Compile Your First Model

This walkthrough takes a ResNet-50 ONNX model through the Model Compiler Post-Training Quantization (PTQ) workflow. The result is a compiled .tar.gz MPK archive for the Neat runtime.

The workflow has four stages:

Load the model.
Quantize it to int8 (or bf16).
Validate its accuracy.
Compile it for execution on the MLSoC.

Prerequisites

sima-cli installed (see the sima-cli setup guide).
Model Compiler installed in the Neat SDK or on an Ubuntu host. Enter the environment with:

activate-model-compiler

Get the example

On the Neat SDK or Ubuntu host where Model Compiler is installed, install the ResNet-50 demo with sima-cli. The demo includes the ONNX model, calibration images, ImageNet labels, and a ready-to-run virtual environment:

sima-cli install assets/demos/compile-resnet50-model

Activate the environment and run the example:

source ptq-example/.env/bin/activate
cd ptq-example/src/modelsdk_quantize_model
python3 resnet50_quant.py --boardtype modalix   # or: mlsoc

The run should classify a Golden Retriever as ImageNet class 207 and produce a compiled archive:

***** Test Inference on a Golden Retriever (Class 207) *****
[5] --> 207: 'golden retriever' -> 98.82%

***** Compiling Model for MODALIX *****
***** Compiled Model at .../models/compiled_resnet50 *****
quantized_resnet50_mpk.tar.gz

Use the resulting .tar.gz with mpk project create to create an MPK project, or import it into Edgematic to build an application.

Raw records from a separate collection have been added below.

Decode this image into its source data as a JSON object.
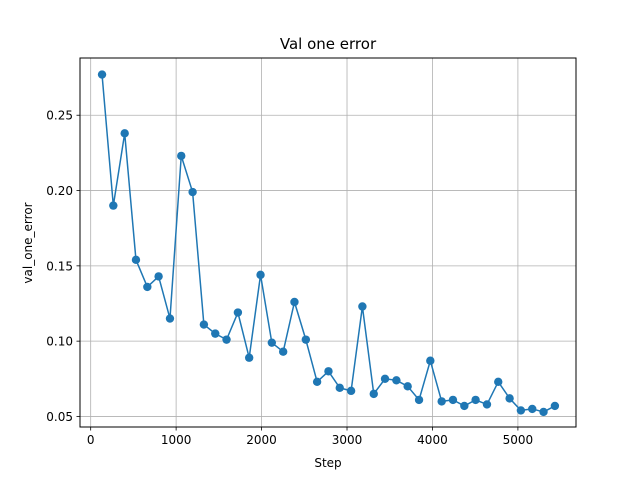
{
  "chart_data": {
    "type": "line",
    "title": "Val one error",
    "xlabel": "Step",
    "ylabel": "val_one_error",
    "xlim": [
      -125,
      5680
    ],
    "ylim": [
      0.043,
      0.288
    ],
    "xticks": [
      0,
      1000,
      2000,
      3000,
      4000,
      5000
    ],
    "xtick_labels": [
      "0",
      "1000",
      "2000",
      "3000",
      "4000",
      "5000"
    ],
    "yticks": [
      0.05,
      0.1,
      0.15,
      0.2,
      0.25
    ],
    "ytick_labels": [
      "0.05",
      "0.10",
      "0.15",
      "0.20",
      "0.25"
    ],
    "grid": true,
    "color": "#1f77b4",
    "marker": "circle",
    "series": [
      {
        "x": [
          133,
          265,
          398,
          530,
          663,
          795,
          928,
          1060,
          1193,
          1325,
          1458,
          1590,
          1723,
          1855,
          1988,
          2120,
          2253,
          2385,
          2518,
          2650,
          2783,
          2915,
          3048,
          3180,
          3313,
          3445,
          3578,
          3710,
          3843,
          3975,
          4108,
          4240,
          4373,
          4505,
          4638,
          4770,
          4903,
          5035,
          5168,
          5300,
          5433
        ],
        "y": [
          0.277,
          0.19,
          0.238,
          0.154,
          0.136,
          0.143,
          0.115,
          0.223,
          0.199,
          0.111,
          0.105,
          0.101,
          0.119,
          0.089,
          0.144,
          0.099,
          0.093,
          0.126,
          0.101,
          0.073,
          0.08,
          0.069,
          0.067,
          0.123,
          0.065,
          0.075,
          0.074,
          0.07,
          0.061,
          0.087,
          0.06,
          0.061,
          0.057,
          0.061,
          0.058,
          0.073,
          0.062,
          0.054,
          0.055,
          0.053,
          0.057
        ]
      }
    ]
  }
}
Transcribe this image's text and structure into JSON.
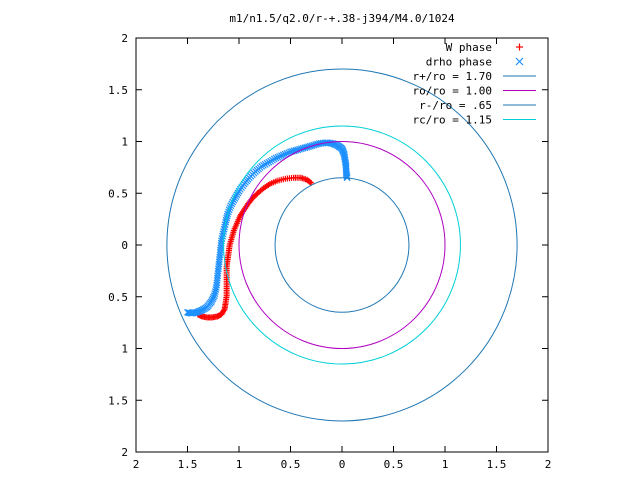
{
  "chart_data": {
    "type": "scatter",
    "title": "m1/n1.5/q2.0/r-+.38-j394/M4.0/1024",
    "xlim": [
      -2,
      2
    ],
    "ylim": [
      -2,
      2
    ],
    "x_ticks": [
      -2,
      -1.5,
      -1,
      -0.5,
      0,
      0.5,
      1,
      1.5,
      2
    ],
    "y_ticks": [
      -2,
      -1.5,
      -1,
      -0.5,
      0,
      0.5,
      1,
      1.5,
      2
    ],
    "x_tick_labels": [
      "2",
      "1.5",
      "1",
      "0.5",
      "0",
      "0.5",
      "1",
      "1.5",
      "2"
    ],
    "y_tick_labels": [
      "2",
      "1.5",
      "1",
      "0.5",
      "0",
      "0.5",
      "1",
      "1.5",
      "2"
    ],
    "grid": false,
    "legend_position": "top-right",
    "series": [
      {
        "name": "W phase",
        "kind": "points",
        "marker": "plus",
        "color": "#ff0000",
        "points": [
          [
            -0.3,
            0.6
          ],
          [
            -0.34,
            0.63
          ],
          [
            -0.4,
            0.65
          ],
          [
            -0.47,
            0.65
          ],
          [
            -0.55,
            0.64
          ],
          [
            -0.63,
            0.62
          ],
          [
            -0.7,
            0.59
          ],
          [
            -0.76,
            0.55
          ],
          [
            -0.82,
            0.5
          ],
          [
            -0.87,
            0.45
          ],
          [
            -0.91,
            0.4
          ],
          [
            -0.95,
            0.34
          ],
          [
            -0.99,
            0.28
          ],
          [
            -1.02,
            0.21
          ],
          [
            -1.05,
            0.14
          ],
          [
            -1.07,
            0.07
          ],
          [
            -1.09,
            0.0
          ],
          [
            -1.1,
            -0.07
          ],
          [
            -1.11,
            -0.14
          ],
          [
            -1.12,
            -0.21
          ],
          [
            -1.12,
            -0.28
          ],
          [
            -1.12,
            -0.35
          ],
          [
            -1.12,
            -0.42
          ],
          [
            -1.12,
            -0.49
          ],
          [
            -1.13,
            -0.56
          ],
          [
            -1.14,
            -0.62
          ],
          [
            -1.17,
            -0.67
          ],
          [
            -1.21,
            -0.69
          ],
          [
            -1.26,
            -0.7
          ],
          [
            -1.31,
            -0.7
          ],
          [
            -1.36,
            -0.69
          ],
          [
            -1.4,
            -0.67
          ]
        ]
      },
      {
        "name": "drho phase",
        "kind": "points",
        "marker": "cross",
        "color": "#1e90ff",
        "points": [
          [
            0.05,
            0.65
          ],
          [
            0.04,
            0.7
          ],
          [
            0.04,
            0.76
          ],
          [
            0.03,
            0.82
          ],
          [
            0.02,
            0.88
          ],
          [
            0.0,
            0.93
          ],
          [
            -0.04,
            0.96
          ],
          [
            -0.09,
            0.98
          ],
          [
            -0.15,
            0.99
          ],
          [
            -0.22,
            0.98
          ],
          [
            -0.29,
            0.96
          ],
          [
            -0.36,
            0.94
          ],
          [
            -0.43,
            0.92
          ],
          [
            -0.5,
            0.9
          ],
          [
            -0.57,
            0.87
          ],
          [
            -0.64,
            0.84
          ],
          [
            -0.71,
            0.8
          ],
          [
            -0.78,
            0.76
          ],
          [
            -0.84,
            0.71
          ],
          [
            -0.9,
            0.65
          ],
          [
            -0.95,
            0.59
          ],
          [
            -1.0,
            0.52
          ],
          [
            -1.04,
            0.45
          ],
          [
            -1.08,
            0.38
          ],
          [
            -1.11,
            0.3
          ],
          [
            -1.13,
            0.22
          ],
          [
            -1.15,
            0.13
          ],
          [
            -1.17,
            0.04
          ],
          [
            -1.18,
            -0.05
          ],
          [
            -1.19,
            -0.14
          ],
          [
            -1.2,
            -0.23
          ],
          [
            -1.21,
            -0.32
          ],
          [
            -1.22,
            -0.41
          ],
          [
            -1.24,
            -0.49
          ],
          [
            -1.27,
            -0.55
          ],
          [
            -1.31,
            -0.6
          ],
          [
            -1.36,
            -0.63
          ],
          [
            -1.41,
            -0.65
          ],
          [
            -1.46,
            -0.66
          ],
          [
            -1.5,
            -0.65
          ]
        ]
      },
      {
        "name": "r+/ro = 1.70",
        "kind": "circle",
        "radius": 1.7,
        "color": "#1f77b4"
      },
      {
        "name": "ro/ro = 1.00",
        "kind": "circle",
        "radius": 1.0,
        "color": "#b000c0"
      },
      {
        "name": "r-/ro = .65",
        "kind": "circle",
        "radius": 0.65,
        "color": "#1f77b4"
      },
      {
        "name": "rc/ro = 1.15",
        "kind": "circle",
        "radius": 1.15,
        "color": "#00d0d8"
      }
    ]
  }
}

The following sections explain each stage. The full script appears at the end. MLA tessellation is enabled by default, so the compiled model feeds the accelerator directly. See Compilation > Tessellation.

How it works

1. Load the model

Load the ONNX ResNet-50 model into the SDK's internal representation.

from afe.apis.loaded_net import load_model
from afe.apis.defines import gen1_target, gen2_target
from afe.load.importers.general_importer import onnx_source
from afe.ir.tensor_type import ScalarType

MODEL_PATH = "resnet50.onnx"
TARGET = gen2_target  # gen2_target = Modalix, gen1_target = MLSoC (Davinci)

# Model information
input_name, input_shape, input_type = ("input", (1, 3, 224, 224), ScalarType.float32)
input_shapes_dict = {input_name: input_shape}
input_types_dict = {input_name: input_type}

# Load the ONNX model
importer_params = onnx_source(str(MODEL_PATH), input_shapes_dict, input_types_dict)
loaded_net = load_model(importer_params, target=TARGET)

The input tensor "input" has shape (1, 3, 224, 224) — batch size one, three color channels, 224×224 pixels — and type float32. onnx_source describes how to read the model (the ONNX file itself is unchanged); load_model converts it into a LoadedNet ready for quantization. TARGET selects the platform: gen1_target for MLSoC, gen2_target for Modalix.

2. Prepare a calibration dataset

Quantization needs a small, representative calibration dataset. The dataset sets scaling factors that map FP32 values into the integer range while avoiding excessive clipping or precision loss.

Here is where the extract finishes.